First off no actual scientist thought it was even a constant for decades at least. It’s more like saying a car went from stopped at a light to some speed x a block later giving it an average acceleration of y. This is the Hubble expansion, simply a current measurement of the receding velocity of far off things in the universe whose rate are correlated to their distance in a rather linear relationship. In fact, most believe there was a period of inflation faster than light early on to account for how balanced and equal disparate sections of the universe are, despite no time for equilibrium to occur since the Big Bang.
Currently, we can’t even agree on this average acceleration because measuring expansion by cosmic markers of stars like cephid variables and measuring it by the cosmic microwave background give
conflicting results.
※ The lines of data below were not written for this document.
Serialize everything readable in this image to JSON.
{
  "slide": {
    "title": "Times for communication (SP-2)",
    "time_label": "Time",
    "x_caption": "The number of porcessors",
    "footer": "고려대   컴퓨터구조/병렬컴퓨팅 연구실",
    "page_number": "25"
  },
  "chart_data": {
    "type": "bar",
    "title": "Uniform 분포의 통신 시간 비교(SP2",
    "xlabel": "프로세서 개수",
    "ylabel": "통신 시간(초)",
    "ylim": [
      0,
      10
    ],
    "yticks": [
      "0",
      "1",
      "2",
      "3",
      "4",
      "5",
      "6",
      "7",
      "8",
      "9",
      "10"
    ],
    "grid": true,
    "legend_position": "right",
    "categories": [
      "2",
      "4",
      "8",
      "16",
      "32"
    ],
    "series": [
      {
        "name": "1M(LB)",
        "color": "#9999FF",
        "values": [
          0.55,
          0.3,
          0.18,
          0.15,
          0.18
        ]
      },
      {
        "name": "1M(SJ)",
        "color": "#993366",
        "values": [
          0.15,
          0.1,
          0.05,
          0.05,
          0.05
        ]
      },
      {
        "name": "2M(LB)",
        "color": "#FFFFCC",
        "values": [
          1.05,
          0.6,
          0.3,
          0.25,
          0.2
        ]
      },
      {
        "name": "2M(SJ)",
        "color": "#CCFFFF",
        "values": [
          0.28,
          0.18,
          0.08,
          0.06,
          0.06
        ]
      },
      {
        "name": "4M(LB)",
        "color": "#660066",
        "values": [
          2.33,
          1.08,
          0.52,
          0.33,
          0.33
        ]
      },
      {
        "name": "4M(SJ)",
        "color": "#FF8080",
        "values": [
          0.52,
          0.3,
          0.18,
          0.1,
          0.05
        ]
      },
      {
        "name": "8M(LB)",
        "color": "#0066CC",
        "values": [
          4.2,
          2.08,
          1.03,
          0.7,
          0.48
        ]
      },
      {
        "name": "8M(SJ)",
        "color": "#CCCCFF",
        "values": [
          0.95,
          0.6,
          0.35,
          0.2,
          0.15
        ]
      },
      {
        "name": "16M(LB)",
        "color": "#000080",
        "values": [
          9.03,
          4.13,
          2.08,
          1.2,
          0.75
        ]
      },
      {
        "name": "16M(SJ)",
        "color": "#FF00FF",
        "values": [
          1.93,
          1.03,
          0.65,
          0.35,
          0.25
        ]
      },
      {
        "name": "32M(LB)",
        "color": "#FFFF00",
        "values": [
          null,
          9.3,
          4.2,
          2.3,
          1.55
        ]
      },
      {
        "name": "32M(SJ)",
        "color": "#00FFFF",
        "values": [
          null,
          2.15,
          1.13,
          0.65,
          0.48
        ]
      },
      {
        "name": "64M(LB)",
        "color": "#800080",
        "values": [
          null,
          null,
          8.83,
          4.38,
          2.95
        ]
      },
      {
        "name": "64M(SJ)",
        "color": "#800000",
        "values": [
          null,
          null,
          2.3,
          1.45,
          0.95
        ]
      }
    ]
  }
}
This is called the hubble tension and underlines how we don’t have a handle on even gross measurements yet.
In 1998 it was discovered the universe was actually accelerating in its expansion, the 2011 Nobel Prize in physics was awarded to Saul Perlmutter at the Lawrence Berkeley National Lab and Brian Schmidt at the Australian National Lab and Adam Reiss at Johns Hopkins University for their discovery. Until then everyone was hung up on the universe slowing down its expansion, falling back in on itself, expanding forever but never reaching a critical size, or continuing to expand forever but doing so more and more slowly. Turns out it was none of them at all.